Let’s play with some numbers: A standard Marvel Premiere Edition hardcover at Amazon is six issues for $16.50, or $2.75 an issue — $1.25 less an issue than buying it on the stands, in a superior format. “The Invincible Iron Man” hardcover I reviewed last week is $26.39 for 19 issues right now — $1.39 an issue. The “Iron Fist Omnibus” is $47.24 for 20 issues, roughly, or $2.36. Over at DC, the first volume of the “Starman Omnibus” series is $31.49 for 17 issues, or $1.85 an issue. The more modest “Y The Last Man” Deluxe Edition, Volume 1 is $19.79 for 12 issues, or $1.65 per issue.

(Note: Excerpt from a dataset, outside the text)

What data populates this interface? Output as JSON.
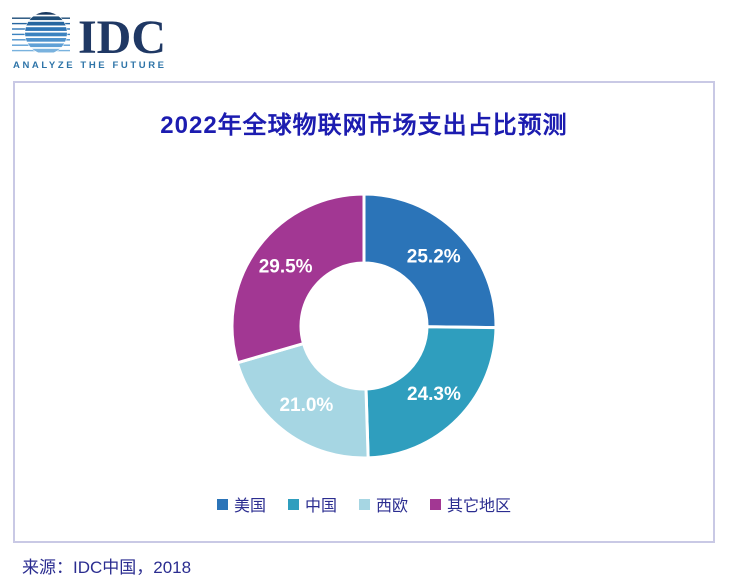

You want me to drive to the local comics shop to pay $4 for a comic…why?
There’s a big fat bag of money out there waiting for them to scoop up from people like me who stopped reading comics and would not only like to read some of the new ones but also get e-reprints of some of the ones we used to own.
Comic books used to sell in the millions. The sales figures today aren’t really even worth mentioning when compared to over a million iPads out there (probably near three million by the time Jobs does his WWDC keynote).